July 28 (Bloomberg) -- Taiwan is considering changes in luxury tax rules to narrow the gap between property prices and incomes amid slower pace of economic expansion.
“Current rules have flaws, for example, we are unable to tax those deep-pocket investors, who can wait for more than two years to sell properties,” Finance Minister Chang Sheng-ford said in a briefing on July 26. Changes may include a levy on buyers of properties, he said. Sellers are already taxed.
The move comes amid an increase in prices of properties in Taipei City, the country’s capital, and a widening in the gap between home prices and incomes. Taiwan, which imposed luxury tax from June 2011, may extend the current levy on investment properties sold within two years of purchase, Chang said.
A 15 percent tax applies to commercial and residential investment properties sold within a year of purchase and 10 percent to those sold within two years.

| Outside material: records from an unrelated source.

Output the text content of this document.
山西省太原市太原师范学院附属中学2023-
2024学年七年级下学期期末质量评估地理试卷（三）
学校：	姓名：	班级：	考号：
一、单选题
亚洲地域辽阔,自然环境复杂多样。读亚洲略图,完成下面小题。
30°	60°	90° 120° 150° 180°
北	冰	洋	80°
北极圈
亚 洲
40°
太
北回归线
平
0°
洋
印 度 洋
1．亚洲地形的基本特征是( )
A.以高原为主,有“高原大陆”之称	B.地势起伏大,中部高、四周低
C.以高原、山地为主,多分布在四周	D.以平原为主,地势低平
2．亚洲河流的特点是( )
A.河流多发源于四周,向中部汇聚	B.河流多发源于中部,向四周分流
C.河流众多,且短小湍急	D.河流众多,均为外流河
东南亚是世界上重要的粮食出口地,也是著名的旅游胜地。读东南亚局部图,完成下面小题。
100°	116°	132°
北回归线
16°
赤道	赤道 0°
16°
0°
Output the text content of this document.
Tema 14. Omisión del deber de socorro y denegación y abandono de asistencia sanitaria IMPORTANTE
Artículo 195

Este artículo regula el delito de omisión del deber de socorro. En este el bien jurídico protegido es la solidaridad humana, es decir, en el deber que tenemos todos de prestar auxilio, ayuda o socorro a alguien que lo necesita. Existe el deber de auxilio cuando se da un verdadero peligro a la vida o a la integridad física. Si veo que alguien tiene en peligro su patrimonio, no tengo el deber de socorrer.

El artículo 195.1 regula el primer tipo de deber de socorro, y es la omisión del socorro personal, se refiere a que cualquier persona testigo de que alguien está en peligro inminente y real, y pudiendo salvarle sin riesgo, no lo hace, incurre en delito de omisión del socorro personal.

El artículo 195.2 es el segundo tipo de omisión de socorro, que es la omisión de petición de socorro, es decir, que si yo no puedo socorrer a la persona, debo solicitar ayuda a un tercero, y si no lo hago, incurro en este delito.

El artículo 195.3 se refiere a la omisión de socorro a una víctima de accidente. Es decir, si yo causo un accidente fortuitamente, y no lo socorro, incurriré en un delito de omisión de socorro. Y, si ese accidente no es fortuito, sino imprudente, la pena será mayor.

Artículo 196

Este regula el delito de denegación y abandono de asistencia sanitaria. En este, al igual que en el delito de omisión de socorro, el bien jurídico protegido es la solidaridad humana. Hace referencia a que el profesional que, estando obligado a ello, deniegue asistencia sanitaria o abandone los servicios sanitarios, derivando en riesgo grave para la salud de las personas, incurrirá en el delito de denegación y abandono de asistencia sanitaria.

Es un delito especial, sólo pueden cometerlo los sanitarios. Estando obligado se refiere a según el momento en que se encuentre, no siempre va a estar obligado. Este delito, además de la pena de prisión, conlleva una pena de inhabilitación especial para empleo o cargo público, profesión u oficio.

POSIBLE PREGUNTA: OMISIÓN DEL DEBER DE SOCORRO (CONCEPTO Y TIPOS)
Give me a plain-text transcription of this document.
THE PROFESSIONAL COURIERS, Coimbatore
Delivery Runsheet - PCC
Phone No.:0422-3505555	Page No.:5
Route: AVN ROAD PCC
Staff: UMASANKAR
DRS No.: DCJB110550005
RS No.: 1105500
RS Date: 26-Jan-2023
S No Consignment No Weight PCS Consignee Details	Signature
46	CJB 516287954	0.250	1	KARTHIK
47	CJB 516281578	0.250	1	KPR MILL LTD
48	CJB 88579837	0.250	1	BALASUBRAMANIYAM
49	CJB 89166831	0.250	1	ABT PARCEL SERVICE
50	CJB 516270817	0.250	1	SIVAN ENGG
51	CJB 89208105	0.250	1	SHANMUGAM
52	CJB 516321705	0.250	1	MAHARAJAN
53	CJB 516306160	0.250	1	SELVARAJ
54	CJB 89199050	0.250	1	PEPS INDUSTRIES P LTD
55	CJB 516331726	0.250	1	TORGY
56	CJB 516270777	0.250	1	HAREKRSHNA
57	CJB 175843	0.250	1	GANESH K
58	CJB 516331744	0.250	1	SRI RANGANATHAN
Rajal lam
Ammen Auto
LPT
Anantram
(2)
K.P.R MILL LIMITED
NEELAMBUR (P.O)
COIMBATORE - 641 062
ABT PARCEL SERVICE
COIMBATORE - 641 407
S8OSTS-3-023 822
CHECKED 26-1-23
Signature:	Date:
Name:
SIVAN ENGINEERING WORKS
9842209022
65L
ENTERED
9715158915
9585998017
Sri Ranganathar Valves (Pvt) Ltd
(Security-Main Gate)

A 10 percent tax applies on sales of luxury goods such as yachts and airplanes worth at least NT$3 million ($100,328), and furs and furniture valued at NT$500,000 or more.
Taiwan in May lowered its official forecast for gross domestic product growth this year to 2.4 percent from 3.59 percent amid weakening global recovery.
The changes in taxation will focus on real estate rather than other luxury items, Chang said. The finance ministry will discuss with the industry and experts next month before drawing a blueprint, he said. The administration may seek approval in the Legislative’s next session starting September.
Taiwan’s overall house price-to-income ratio increased to 8.9 in the first quarter this year from 8.2 a year earlier, according to data on Ministry of the Interior’s website. Taipei City saw its residential property price index rise 6.7 percent in April this year from August 2012, the city government said in a statement.